Electronic products rely on integrated circuits (ICs) which can contain many millions or even billons of transistors and other electronic structures such as resistors, capacitors, diodes, and interconnecting conductors. The design process for modern ICs involves many different steps to help manage the complexity and produce an IC that functions as intended. One of the design steps involves implementing a physical verification process, which is typically highly automated. The physical verification process for an integrated circuit (IC) is a design step taken by semiconductor manufacturers before commencing the fabrication of an IC. Physical verification involves implementing sets of checks on a design to ensure that physical structures on a chip behave in a predictable and acceptable manner in accordance with a design's intent. To perform physical verification, semiconductor foundries first define a set of so-called design rules for manufacturing (DRM) for IC designers to follow. The DRM outline a set of geometric relationships between manufacturing layers and features in a design layout, layers which in turn are used to create an IC. The defining of DRM allows a set of known good parameters for a design to be compared with the actual physical design layout, which can include hundreds of layers used during the fabrication process to create transistors and electrical interconnect in the IC. If the design violates the DRM in a certain location, the location represents a potential issue or failing requiring attention before manufacturing can commence. The semiconductor process has grown in complexity such that a physical design layout must adhere to thousands of design rules before a design can be successfully fabricated and produce a high yield during the fabrication process.

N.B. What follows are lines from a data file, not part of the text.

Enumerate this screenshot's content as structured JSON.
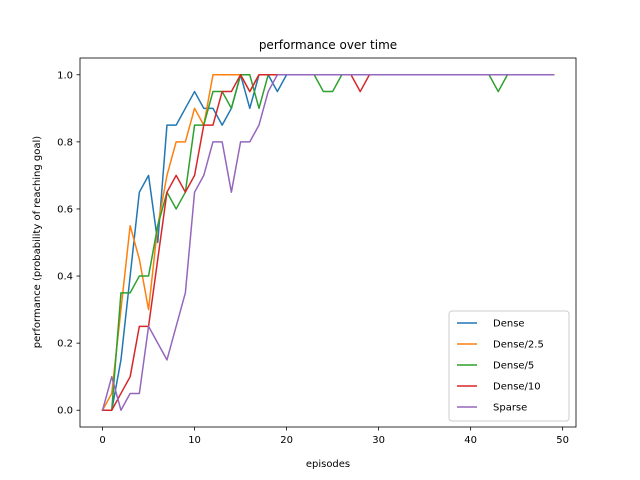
{
  "chart_data": {
    "type": "line",
    "title": "performance over time",
    "xlabel": "episodes",
    "ylabel": "performance (probability of reaching goal)",
    "xlim": [
      -2.45,
      51.45
    ],
    "ylim": [
      -0.05,
      1.05
    ],
    "xticks": [
      0,
      10,
      20,
      30,
      40,
      50
    ],
    "yticks": [
      0.0,
      0.2,
      0.4,
      0.6,
      0.8,
      1.0
    ],
    "xtick_labels": [
      "0",
      "10",
      "20",
      "30",
      "40",
      "50"
    ],
    "ytick_labels": [
      "0.0",
      "0.2",
      "0.4",
      "0.6",
      "0.8",
      "1.0"
    ],
    "grid": false,
    "legend_position": "lower-right",
    "series": [
      {
        "name": "Dense",
        "color": "#1f77b4",
        "x": [
          0,
          1,
          2,
          3,
          4,
          5,
          6,
          7,
          8,
          9,
          10,
          11,
          12,
          13,
          14,
          15,
          16,
          17,
          18,
          19,
          20,
          21,
          22,
          23,
          24,
          25,
          26,
          27,
          28,
          29,
          30,
          31,
          32,
          33,
          34,
          35,
          36,
          37,
          38,
          39,
          40,
          41,
          42,
          43,
          44,
          45,
          46,
          47,
          48,
          49
        ],
        "values": [
          0,
          0,
          0.15,
          0.4,
          0.65,
          0.7,
          0.5,
          0.85,
          0.85,
          0.9,
          0.95,
          0.9,
          0.9,
          0.85,
          0.9,
          1.0,
          0.9,
          1.0,
          1.0,
          0.95,
          1.0,
          1.0,
          1.0,
          1.0,
          1.0,
          1.0,
          1.0,
          1.0,
          1.0,
          1.0,
          1.0,
          1.0,
          1.0,
          1.0,
          1.0,
          1.0,
          1.0,
          1.0,
          1.0,
          1.0,
          1.0,
          1.0,
          1.0,
          1.0,
          1.0,
          1.0,
          1.0,
          1.0,
          1.0,
          1.0
        ]
      },
      {
        "name": "Dense/2.5",
        "color": "#ff7f0e",
        "x": [
          0,
          1,
          2,
          3,
          4,
          5,
          6,
          7,
          8,
          9,
          10,
          11,
          12,
          13,
          14,
          15,
          16,
          17,
          18,
          19,
          20,
          21,
          22,
          23,
          24,
          25,
          26,
          27,
          28,
          29,
          30,
          31,
          32,
          33,
          34,
          35,
          36,
          37,
          38,
          39,
          40,
          41,
          42,
          43,
          44,
          45,
          46,
          47,
          48,
          49
        ],
        "values": [
          0,
          0.05,
          0.3,
          0.55,
          0.45,
          0.3,
          0.55,
          0.7,
          0.8,
          0.8,
          0.9,
          0.85,
          1.0,
          1.0,
          1.0,
          1.0,
          0.95,
          1.0,
          1.0,
          1.0,
          1.0,
          1.0,
          1.0,
          1.0,
          1.0,
          1.0,
          1.0,
          1.0,
          1.0,
          1.0,
          1.0,
          1.0,
          1.0,
          1.0,
          1.0,
          1.0,
          1.0,
          1.0,
          1.0,
          1.0,
          1.0,
          1.0,
          1.0,
          1.0,
          1.0,
          1.0,
          1.0,
          1.0,
          1.0,
          1.0
        ]
      },
      {
        "name": "Dense/5",
        "color": "#2ca02c",
        "x": [
          0,
          1,
          2,
          3,
          4,
          5,
          6,
          7,
          8,
          9,
          10,
          11,
          12,
          13,
          14,
          15,
          16,
          17,
          18,
          19,
          20,
          21,
          22,
          23,
          24,
          25,
          26,
          27,
          28,
          29,
          30,
          31,
          32,
          33,
          34,
          35,
          36,
          37,
          38,
          39,
          40,
          41,
          42,
          43,
          44,
          45,
          46,
          47,
          48,
          49
        ],
        "values": [
          0,
          0,
          0.35,
          0.35,
          0.4,
          0.4,
          0.55,
          0.65,
          0.6,
          0.65,
          0.85,
          0.85,
          0.95,
          0.95,
          0.9,
          1.0,
          1.0,
          0.9,
          1.0,
          1.0,
          1.0,
          1.0,
          1.0,
          1.0,
          0.95,
          0.95,
          1.0,
          1.0,
          1.0,
          1.0,
          1.0,
          1.0,
          1.0,
          1.0,
          1.0,
          1.0,
          1.0,
          1.0,
          1.0,
          1.0,
          1.0,
          1.0,
          1.0,
          0.95,
          1.0,
          1.0,
          1.0,
          1.0,
          1.0,
          1.0
        ]
      },
      {
        "name": "Dense/10",
        "color": "#d62728",
        "x": [
          0,
          1,
          2,
          3,
          4,
          5,
          6,
          7,
          8,
          9,
          10,
          11,
          12,
          13,
          14,
          15,
          16,
          17,
          18,
          19,
          20,
          21,
          22,
          23,
          24,
          25,
          26,
          27,
          28,
          29,
          30,
          31,
          32,
          33,
          34,
          35,
          36,
          37,
          38,
          39,
          40,
          41,
          42,
          43,
          44,
          45,
          46,
          47,
          48,
          49
        ],
        "values": [
          0,
          0,
          0.05,
          0.1,
          0.25,
          0.25,
          0.45,
          0.65,
          0.7,
          0.65,
          0.7,
          0.85,
          0.85,
          0.95,
          0.95,
          1.0,
          0.95,
          1.0,
          1.0,
          1.0,
          1.0,
          1.0,
          1.0,
          1.0,
          1.0,
          1.0,
          1.0,
          1.0,
          0.95,
          1.0,
          1.0,
          1.0,
          1.0,
          1.0,
          1.0,
          1.0,
          1.0,
          1.0,
          1.0,
          1.0,
          1.0,
          1.0,
          1.0,
          1.0,
          1.0,
          1.0,
          1.0,
          1.0,
          1.0,
          1.0
        ]
      },
      {
        "name": "Sparse",
        "color": "#9467bd",
        "x": [
          0,
          1,
          2,
          3,
          4,
          5,
          6,
          7,
          8,
          9,
          10,
          11,
          12,
          13,
          14,
          15,
          16,
          17,
          18,
          19,
          20,
          21,
          22,
          23,
          24,
          25,
          26,
          27,
          28,
          29,
          30,
          31,
          32,
          33,
          34,
          35,
          36,
          37,
          38,
          39,
          40,
          41,
          42,
          43,
          44,
          45,
          46,
          47,
          48,
          49
        ],
        "values": [
          0,
          0.1,
          0,
          0.05,
          0.05,
          0.25,
          0.2,
          0.15,
          0.25,
          0.35,
          0.65,
          0.7,
          0.8,
          0.8,
          0.65,
          0.8,
          0.8,
          0.85,
          0.95,
          1.0,
          1.0,
          1.0,
          1.0,
          1.0,
          1.0,
          1.0,
          1.0,
          1.0,
          1.0,
          1.0,
          1.0,
          1.0,
          1.0,
          1.0,
          1.0,
          1.0,
          1.0,
          1.0,
          1.0,
          1.0,
          1.0,
          1.0,
          1.0,
          1.0,
          1.0,
          1.0,
          1.0,
          1.0,
          1.0,
          1.0
        ]
      }
    ]
  }
}
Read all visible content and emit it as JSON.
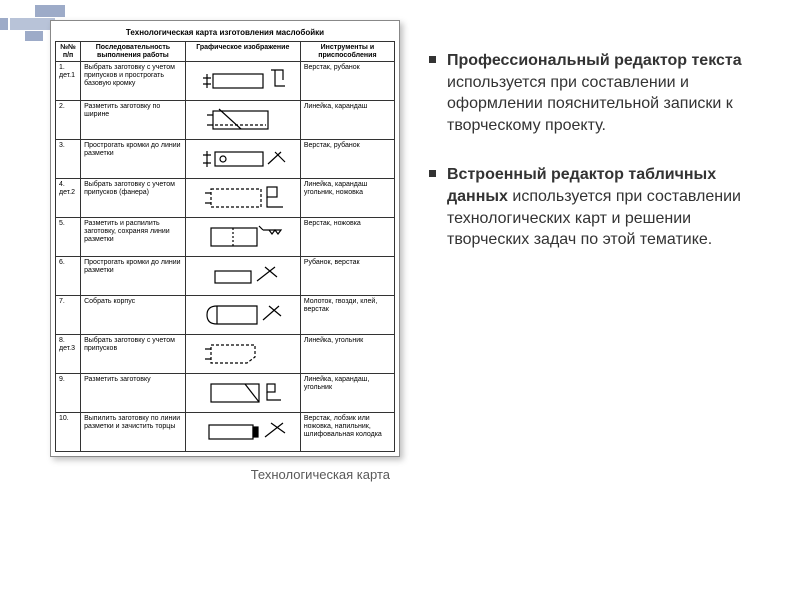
{
  "decor": {
    "c1": "#9dabc8",
    "c2": "#b8c3d8"
  },
  "table": {
    "title": "Технологическая карта изготовления маслобойки",
    "headers": [
      "№№ п/п",
      "Последовательность выполнения работы",
      "Графическое изображение",
      "Инструменты и приспособления"
    ],
    "rows": [
      {
        "n": "1. дет.1",
        "seq": "Выбрать заготовку с учетом припусков и прострогать базовую кромку",
        "tool": "Верстак, рубанок"
      },
      {
        "n": "2.",
        "seq": "Разметить заготовку по ширине",
        "tool": "Линейка, карандаш"
      },
      {
        "n": "3.",
        "seq": "Прострогать кромки до линии разметки",
        "tool": "Верстак, рубанок"
      },
      {
        "n": "4. дет.2",
        "seq": "Выбрать заготовку с учетом припусков (фанера)",
        "tool": "Линейка, карандаш угольник, ножовка"
      },
      {
        "n": "5.",
        "seq": "Разметить и распилить заготовку, сохраняя линии разметки",
        "tool": "Верстак, ножовка"
      },
      {
        "n": "6.",
        "seq": "Прострогать кромки до линии разметки",
        "tool": "Рубанок, верстак"
      },
      {
        "n": "7.",
        "seq": "Собрать корпус",
        "tool": "Молоток, гвозди, клей, верстак"
      },
      {
        "n": "8. дет.3",
        "seq": "Выбрать заготовку с учетом припусков",
        "tool": "Линейка, угольник"
      },
      {
        "n": "9.",
        "seq": "Разметить заготовку",
        "tool": "Линейка, карандаш, угольник"
      },
      {
        "n": "10.",
        "seq": "Выпилить заготовку по линии разметки и зачистить торцы",
        "tool": "Верстак, лобзик или ножовка, напильник, шлифовальная колодка"
      }
    ]
  },
  "caption": "Технологическая карта",
  "bullets": [
    {
      "bold": "Профессиональный редактор текста",
      "rest": " используется при составлении и оформлении пояснительной записки к творческому проекту."
    },
    {
      "bold": "Встроенный редактор табличных данных",
      "rest": " используется при составлении технологических карт и решении творческих задач по этой тематике."
    }
  ],
  "colors": {
    "text": "#333333",
    "caption": "#595959",
    "border": "#333333"
  }
}
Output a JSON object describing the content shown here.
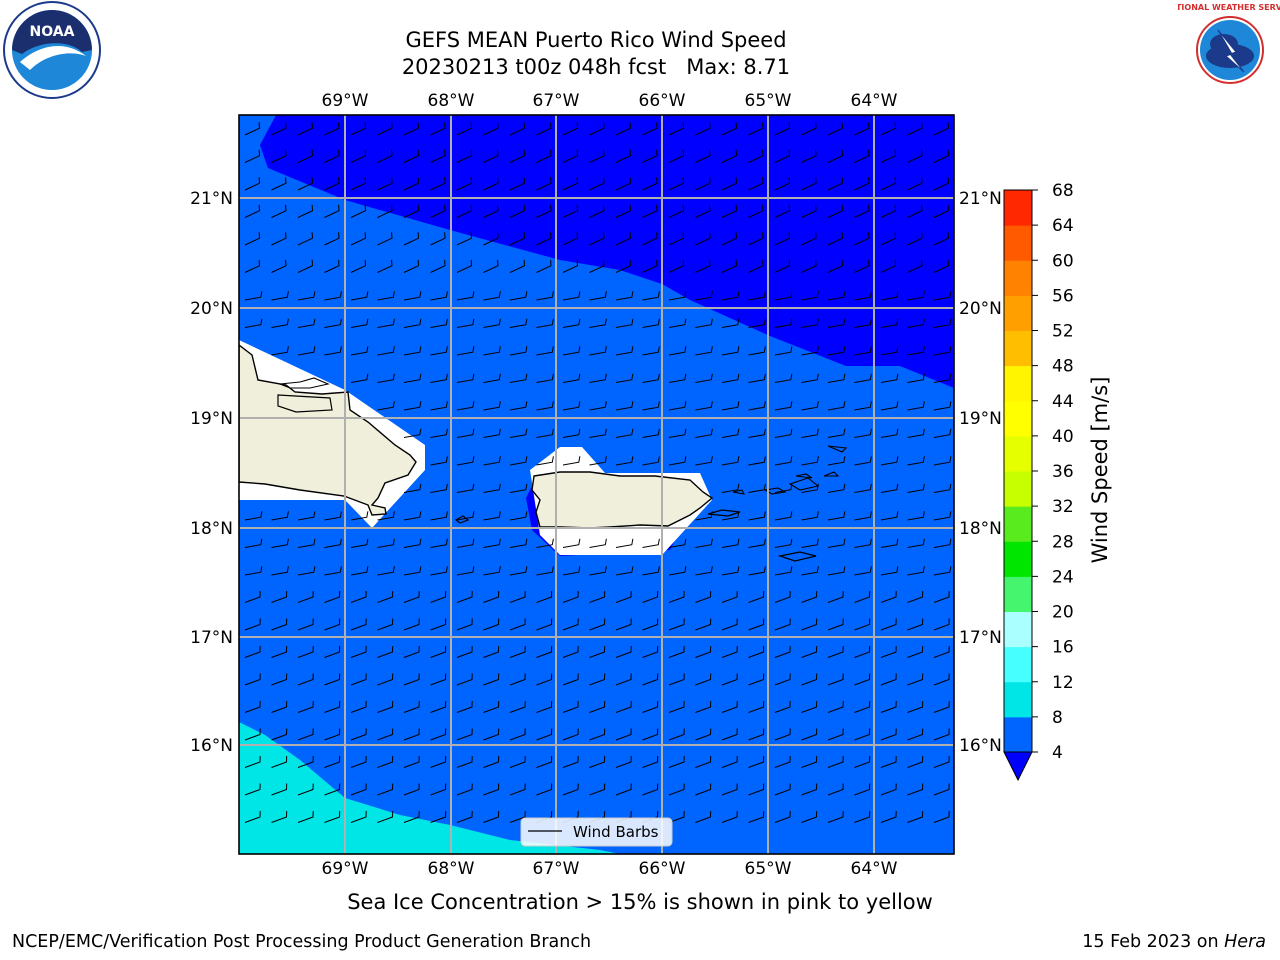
{
  "header": {
    "title_line1": "GEFS MEAN Puerto Rico Wind Speed",
    "title_line2": "20230213 t00z 048h fcst   Max: 8.71"
  },
  "logos": {
    "left_text": "NOAA",
    "right_text": "NATIONAL WEATHER SERVICE"
  },
  "map": {
    "lon_ticks": [
      "69°W",
      "68°W",
      "67°W",
      "66°W",
      "65°W",
      "64°W"
    ],
    "lat_ticks": [
      "21°N",
      "20°N",
      "19°N",
      "18°N",
      "17°N",
      "16°N"
    ],
    "legend_label": "Wind Barbs"
  },
  "colorbar": {
    "label": "Wind Speed [m/s]",
    "ticks": [
      "68",
      "64",
      "60",
      "56",
      "52",
      "48",
      "44",
      "40",
      "36",
      "32",
      "28",
      "24",
      "20",
      "16",
      "12",
      "8",
      "4"
    ],
    "levels": [
      {
        "value": "4-8",
        "color": "#0064ff"
      },
      {
        "value": "8-12",
        "color": "#00e6e6"
      },
      {
        "value": "12-16",
        "color": "#46ffff"
      },
      {
        "value": "16-20",
        "color": "#aaffff"
      },
      {
        "value": "20-24",
        "color": "#46f56e"
      },
      {
        "value": "24-28",
        "color": "#00e600"
      },
      {
        "value": "28-32",
        "color": "#5aeb1e"
      },
      {
        "value": "32-36",
        "color": "#c8ff00"
      },
      {
        "value": "36-40",
        "color": "#e6ff00"
      },
      {
        "value": "40-44",
        "color": "#ffff00"
      },
      {
        "value": "44-48",
        "color": "#fff500"
      },
      {
        "value": "48-52",
        "color": "#ffbe00"
      },
      {
        "value": "52-56",
        "color": "#ffa000"
      },
      {
        "value": "56-60",
        "color": "#ff8200"
      },
      {
        "value": "60-64",
        "color": "#ff5a00"
      },
      {
        "value": "64-68",
        "color": "#ff2800"
      }
    ],
    "under_color": "#0000ff"
  },
  "caption": "Sea Ice Concentration > 15% is shown in pink to yellow",
  "footer": {
    "left": "NCEP/EMC/Verification Post Processing Product Generation Branch",
    "right_prefix": "15 Feb 2023 on ",
    "right_machine": "Hera"
  }
}
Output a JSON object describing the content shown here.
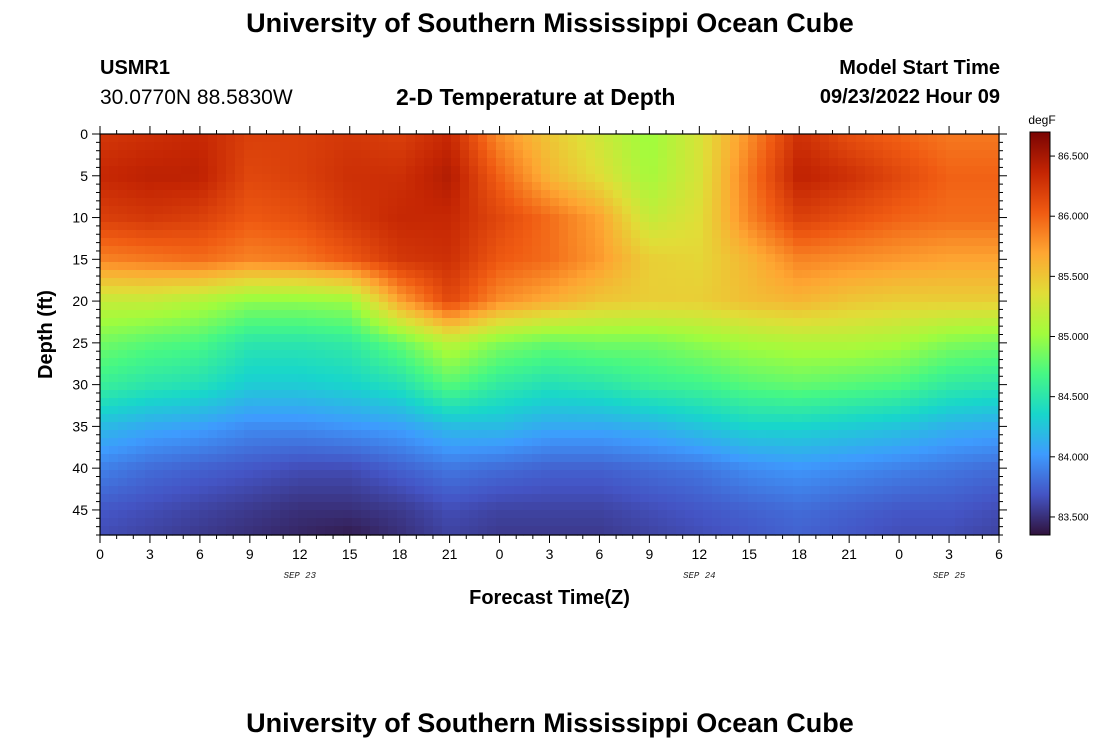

Use of a design rule checking (DRC) physical verification tool is an industry standard process for implementing the semiconductor's DRM. While the DRM itself can define many different parameters, such as width, spacing, angle, enclosure, density and electrical connectivity rules for design layers, the parameters are translated into a DRC runset—a set of DRC operations that verify the required DRM rules—before actual verification can commence. A DRC tool provides a large set of DRC commands from which a designer draws in order to build a specialized sequence of commands to verify and satisfy each DRM rule for a design. This is not a simple task. DRM rules commonly result in a DRC runset with 20,000 or more DRC commands for technology nodes smaller than 28 nanometers (nm). Modern DRC physical verification tools have a large suite of geometric and electrical commands to effectively implement the complex DRM rules. However, many of the geometric and electrical DRC commands result in the implementation of unique algorithms that are not shared between individual commands, thus resulting in a very complex DRC tool requiring the implementation of numerous algorithms to complete the DRM checking.
Large ICs are typically built using a hierarchical method that begins with the creation of small child cells which are combined into larger parent cells, which then are successively used to build larger and larger cells to create an IC hierarchical design. Physical verification tools take advantage of the hierarchy in a design to efficiently process today's extremely large designs. Various forms of data-integrating processes may offer an alternative to the numerous algorithms required hierarchical processing, but these processes often result in data flattening, and thus cause very large increases in processing time, an infeasible tradeoff for modern design verification.